Amherst Bee
- Type: Weekly newspaper
- Format: Tabloid
- Owner: Bee Group Newspapers
- Founder: Adam Lorenzo Rinewalt (1849–1902)
- Publisher: Trey Measer
- Editor: Bob Kupczyk
- Founded: 1879
- Language: American English
- Headquarters: 5564 Main Street Village of Williamsville
- City: Williamsville
- Country: United States
- Circulation: 27,000 (as of 2018)
- Readership: Williamsville, Buffalo
- ISSN: 1095-9432
- OCLC number: 12957674
- Website: www.amherstbee.com

= Amherst Bee =

The Amherst Bee is an American, English language newspaper established in 1879 which serves the Buffalo and Williamsville area of New York, and is part of the Bee Group Newspapers. It is published weekly on Wednesdays. Its estimated circulation was 27,000 in 2018.

== History ==
This newspaper was founded in 1879 by Adam Lorenzo Rinewalt. While Rinewalt was in later life deeply engaged in Republican politics, it was initially founded as an independent, nonpartisan paper. The paper quickly became the leading journal in the county, and by 1880, the paper had moved to larger facilities.

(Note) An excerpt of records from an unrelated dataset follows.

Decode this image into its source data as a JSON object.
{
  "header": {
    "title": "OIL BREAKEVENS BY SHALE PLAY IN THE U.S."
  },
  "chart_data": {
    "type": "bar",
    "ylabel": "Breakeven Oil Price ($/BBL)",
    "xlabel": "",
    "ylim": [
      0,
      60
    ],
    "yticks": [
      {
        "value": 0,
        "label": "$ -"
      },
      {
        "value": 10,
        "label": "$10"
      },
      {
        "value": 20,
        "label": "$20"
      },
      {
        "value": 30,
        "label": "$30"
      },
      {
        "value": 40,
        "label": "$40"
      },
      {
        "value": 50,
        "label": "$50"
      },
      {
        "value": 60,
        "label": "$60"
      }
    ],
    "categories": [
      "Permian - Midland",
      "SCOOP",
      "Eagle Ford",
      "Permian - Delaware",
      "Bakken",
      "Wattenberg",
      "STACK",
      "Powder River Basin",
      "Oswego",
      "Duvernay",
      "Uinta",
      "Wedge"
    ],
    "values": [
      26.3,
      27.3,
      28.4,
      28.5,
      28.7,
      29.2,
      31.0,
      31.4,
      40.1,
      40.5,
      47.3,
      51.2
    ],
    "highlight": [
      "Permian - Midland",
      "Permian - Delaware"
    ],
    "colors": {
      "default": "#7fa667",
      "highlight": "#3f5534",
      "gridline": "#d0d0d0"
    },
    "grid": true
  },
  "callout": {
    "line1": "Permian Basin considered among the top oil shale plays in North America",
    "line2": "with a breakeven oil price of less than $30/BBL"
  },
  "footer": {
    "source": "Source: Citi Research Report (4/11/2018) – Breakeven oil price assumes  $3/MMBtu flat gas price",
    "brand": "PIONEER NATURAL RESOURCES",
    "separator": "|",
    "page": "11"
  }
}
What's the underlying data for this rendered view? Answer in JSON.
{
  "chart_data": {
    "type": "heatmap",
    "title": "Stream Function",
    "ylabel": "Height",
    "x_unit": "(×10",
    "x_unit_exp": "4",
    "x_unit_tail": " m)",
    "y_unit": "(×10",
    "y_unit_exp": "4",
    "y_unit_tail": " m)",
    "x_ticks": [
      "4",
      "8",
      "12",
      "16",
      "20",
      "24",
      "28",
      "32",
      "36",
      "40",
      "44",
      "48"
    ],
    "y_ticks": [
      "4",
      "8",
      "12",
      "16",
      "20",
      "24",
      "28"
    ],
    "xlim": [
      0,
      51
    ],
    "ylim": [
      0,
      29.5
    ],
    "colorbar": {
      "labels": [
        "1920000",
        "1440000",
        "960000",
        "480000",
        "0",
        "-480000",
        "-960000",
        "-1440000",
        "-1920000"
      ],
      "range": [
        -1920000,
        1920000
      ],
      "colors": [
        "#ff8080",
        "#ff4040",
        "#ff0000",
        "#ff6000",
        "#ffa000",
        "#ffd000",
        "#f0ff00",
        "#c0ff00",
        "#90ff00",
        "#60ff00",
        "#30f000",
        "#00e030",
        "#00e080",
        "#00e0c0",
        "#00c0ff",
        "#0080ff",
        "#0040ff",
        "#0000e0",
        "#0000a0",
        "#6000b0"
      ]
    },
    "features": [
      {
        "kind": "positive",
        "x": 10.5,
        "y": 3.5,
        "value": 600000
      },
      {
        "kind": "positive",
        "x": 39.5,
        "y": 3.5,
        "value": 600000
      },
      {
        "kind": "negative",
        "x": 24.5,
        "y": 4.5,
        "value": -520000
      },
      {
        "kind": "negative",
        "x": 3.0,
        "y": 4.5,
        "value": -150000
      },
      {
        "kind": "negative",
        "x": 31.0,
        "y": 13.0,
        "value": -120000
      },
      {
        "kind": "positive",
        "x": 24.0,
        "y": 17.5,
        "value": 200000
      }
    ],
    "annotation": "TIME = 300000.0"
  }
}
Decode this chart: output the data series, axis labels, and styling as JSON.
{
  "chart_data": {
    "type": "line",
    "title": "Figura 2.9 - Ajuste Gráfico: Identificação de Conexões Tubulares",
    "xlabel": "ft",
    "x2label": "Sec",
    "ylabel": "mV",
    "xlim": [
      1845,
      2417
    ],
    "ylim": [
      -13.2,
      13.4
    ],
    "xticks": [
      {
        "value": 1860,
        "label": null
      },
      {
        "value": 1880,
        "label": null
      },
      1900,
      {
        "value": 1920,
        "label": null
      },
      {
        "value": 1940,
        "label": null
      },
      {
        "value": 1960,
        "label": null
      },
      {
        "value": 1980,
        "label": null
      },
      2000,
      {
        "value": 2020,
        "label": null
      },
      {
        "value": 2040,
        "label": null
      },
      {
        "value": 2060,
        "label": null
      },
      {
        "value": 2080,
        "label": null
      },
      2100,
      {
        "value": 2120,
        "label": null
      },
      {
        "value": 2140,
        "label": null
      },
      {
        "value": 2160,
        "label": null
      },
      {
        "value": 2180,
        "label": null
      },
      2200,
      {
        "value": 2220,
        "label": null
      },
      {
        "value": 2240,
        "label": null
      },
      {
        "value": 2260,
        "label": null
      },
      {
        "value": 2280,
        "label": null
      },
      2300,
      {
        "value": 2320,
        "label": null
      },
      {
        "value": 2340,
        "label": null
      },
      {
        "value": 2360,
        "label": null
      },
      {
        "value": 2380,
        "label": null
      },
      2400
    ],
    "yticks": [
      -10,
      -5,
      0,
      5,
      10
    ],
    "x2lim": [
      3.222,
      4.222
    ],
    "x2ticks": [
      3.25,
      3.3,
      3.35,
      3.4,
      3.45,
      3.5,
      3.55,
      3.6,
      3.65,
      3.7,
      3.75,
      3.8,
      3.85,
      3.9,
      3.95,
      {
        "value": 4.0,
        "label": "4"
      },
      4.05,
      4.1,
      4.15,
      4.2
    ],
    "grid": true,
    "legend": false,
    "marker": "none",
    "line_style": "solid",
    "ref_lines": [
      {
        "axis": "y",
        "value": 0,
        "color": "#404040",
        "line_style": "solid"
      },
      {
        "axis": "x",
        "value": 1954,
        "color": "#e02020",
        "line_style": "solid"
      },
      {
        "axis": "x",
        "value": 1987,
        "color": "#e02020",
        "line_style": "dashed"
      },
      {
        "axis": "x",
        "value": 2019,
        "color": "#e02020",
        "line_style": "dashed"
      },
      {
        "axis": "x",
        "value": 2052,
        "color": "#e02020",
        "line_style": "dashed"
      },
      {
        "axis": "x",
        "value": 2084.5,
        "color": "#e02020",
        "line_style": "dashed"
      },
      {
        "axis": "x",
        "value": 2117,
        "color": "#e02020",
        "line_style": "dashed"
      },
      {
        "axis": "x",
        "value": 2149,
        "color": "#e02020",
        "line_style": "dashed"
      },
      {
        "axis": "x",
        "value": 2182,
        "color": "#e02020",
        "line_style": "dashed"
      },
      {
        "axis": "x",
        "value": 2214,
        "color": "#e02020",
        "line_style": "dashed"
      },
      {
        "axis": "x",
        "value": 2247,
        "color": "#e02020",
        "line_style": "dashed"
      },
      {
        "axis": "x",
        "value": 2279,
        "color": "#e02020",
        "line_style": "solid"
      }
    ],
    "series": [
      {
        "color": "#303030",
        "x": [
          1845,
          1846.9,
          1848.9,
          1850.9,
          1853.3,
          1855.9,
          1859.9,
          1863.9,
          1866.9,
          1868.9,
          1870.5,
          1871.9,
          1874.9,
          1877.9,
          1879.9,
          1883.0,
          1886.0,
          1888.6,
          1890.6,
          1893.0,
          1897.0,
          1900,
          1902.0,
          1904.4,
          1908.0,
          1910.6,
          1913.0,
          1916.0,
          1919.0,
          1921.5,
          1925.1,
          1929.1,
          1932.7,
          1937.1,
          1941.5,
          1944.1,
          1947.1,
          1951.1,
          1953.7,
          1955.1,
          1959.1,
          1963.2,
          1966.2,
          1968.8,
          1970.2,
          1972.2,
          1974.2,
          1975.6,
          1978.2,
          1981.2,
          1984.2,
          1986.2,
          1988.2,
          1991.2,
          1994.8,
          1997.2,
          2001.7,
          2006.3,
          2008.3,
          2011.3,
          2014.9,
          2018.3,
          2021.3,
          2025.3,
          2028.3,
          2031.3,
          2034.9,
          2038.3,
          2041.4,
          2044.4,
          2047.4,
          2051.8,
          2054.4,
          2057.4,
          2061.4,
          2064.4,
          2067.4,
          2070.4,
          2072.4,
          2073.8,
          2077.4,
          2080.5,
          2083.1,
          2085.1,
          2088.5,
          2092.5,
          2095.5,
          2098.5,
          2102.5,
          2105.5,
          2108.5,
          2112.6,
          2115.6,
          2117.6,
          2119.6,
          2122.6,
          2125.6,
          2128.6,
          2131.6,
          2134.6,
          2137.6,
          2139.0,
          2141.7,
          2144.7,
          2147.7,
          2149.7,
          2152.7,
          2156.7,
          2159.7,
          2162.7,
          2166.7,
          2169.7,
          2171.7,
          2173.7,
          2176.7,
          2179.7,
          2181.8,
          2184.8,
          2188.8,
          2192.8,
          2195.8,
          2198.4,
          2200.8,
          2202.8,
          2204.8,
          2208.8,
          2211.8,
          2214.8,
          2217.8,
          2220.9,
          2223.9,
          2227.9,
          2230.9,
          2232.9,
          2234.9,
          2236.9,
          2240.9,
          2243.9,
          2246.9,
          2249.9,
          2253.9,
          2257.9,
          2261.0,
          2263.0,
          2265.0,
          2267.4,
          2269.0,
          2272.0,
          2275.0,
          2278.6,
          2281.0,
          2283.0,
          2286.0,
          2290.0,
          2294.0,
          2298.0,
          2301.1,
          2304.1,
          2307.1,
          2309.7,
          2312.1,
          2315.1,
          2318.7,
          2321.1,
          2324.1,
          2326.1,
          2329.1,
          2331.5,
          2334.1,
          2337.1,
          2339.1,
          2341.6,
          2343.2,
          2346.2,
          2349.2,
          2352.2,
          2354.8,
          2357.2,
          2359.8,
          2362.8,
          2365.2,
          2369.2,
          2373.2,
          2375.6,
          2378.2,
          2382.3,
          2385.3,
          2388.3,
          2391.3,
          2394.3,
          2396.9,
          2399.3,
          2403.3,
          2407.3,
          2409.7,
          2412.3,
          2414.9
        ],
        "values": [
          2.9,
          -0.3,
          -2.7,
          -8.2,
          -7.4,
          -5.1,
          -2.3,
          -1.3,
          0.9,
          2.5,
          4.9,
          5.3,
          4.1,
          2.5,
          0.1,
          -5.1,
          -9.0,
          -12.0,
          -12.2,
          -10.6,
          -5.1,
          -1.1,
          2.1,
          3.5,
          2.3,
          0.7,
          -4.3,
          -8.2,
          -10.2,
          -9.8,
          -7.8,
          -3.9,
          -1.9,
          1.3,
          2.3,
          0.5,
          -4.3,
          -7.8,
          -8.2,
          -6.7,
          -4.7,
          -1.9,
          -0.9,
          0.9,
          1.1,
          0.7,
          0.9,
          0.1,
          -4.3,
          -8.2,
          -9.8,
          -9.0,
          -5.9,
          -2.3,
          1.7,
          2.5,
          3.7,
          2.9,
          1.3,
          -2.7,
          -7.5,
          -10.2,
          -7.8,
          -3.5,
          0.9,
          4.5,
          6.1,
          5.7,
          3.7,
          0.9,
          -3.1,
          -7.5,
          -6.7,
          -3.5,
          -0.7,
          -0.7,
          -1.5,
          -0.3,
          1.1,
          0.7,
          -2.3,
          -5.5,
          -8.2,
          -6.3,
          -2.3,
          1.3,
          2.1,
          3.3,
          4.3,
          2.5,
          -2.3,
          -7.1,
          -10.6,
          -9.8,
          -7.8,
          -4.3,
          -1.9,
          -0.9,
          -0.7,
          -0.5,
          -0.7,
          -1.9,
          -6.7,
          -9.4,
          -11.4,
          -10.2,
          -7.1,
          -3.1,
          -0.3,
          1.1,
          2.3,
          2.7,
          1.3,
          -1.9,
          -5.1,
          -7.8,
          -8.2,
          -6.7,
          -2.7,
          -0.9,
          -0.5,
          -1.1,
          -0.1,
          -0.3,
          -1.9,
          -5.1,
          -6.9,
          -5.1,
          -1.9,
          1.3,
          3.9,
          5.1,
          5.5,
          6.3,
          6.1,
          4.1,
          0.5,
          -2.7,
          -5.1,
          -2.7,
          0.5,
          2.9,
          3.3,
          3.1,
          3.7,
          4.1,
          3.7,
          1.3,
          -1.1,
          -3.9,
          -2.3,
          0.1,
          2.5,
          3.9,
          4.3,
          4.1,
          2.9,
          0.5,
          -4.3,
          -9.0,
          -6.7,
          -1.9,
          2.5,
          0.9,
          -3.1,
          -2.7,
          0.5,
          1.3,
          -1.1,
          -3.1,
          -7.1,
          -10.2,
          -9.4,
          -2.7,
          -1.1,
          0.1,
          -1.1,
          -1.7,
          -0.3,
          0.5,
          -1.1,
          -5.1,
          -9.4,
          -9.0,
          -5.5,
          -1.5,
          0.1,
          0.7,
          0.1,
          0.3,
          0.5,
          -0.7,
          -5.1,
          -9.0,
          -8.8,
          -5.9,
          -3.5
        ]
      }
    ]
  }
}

Rinewalt ran the newspaper until his suicide on October 1, 1902. The paper was taken over by Rinewalt's wife and their son, Allan S. Rinewalt, until March 1907. In 1907, the paper was sold to Frank and his brother George Measer, who had worked for the paper as foreman the two years prior. George Measer operated the paper until his death in 1965, when his son George Jr. took it over. It was during George Jr.'s tenure that the Bee Group expanded, opening multiple local papers. After George Jr.'s retirement in 1994 his son, Trey Measer, took over. Trey remains the publisher, assisted by editor Anna DeRosa.

The Amherst Bee is known for never missing an issue, including during the Blizzard of '77. The first telephone in Amherst was installed at the Amherst Bee on Main Street.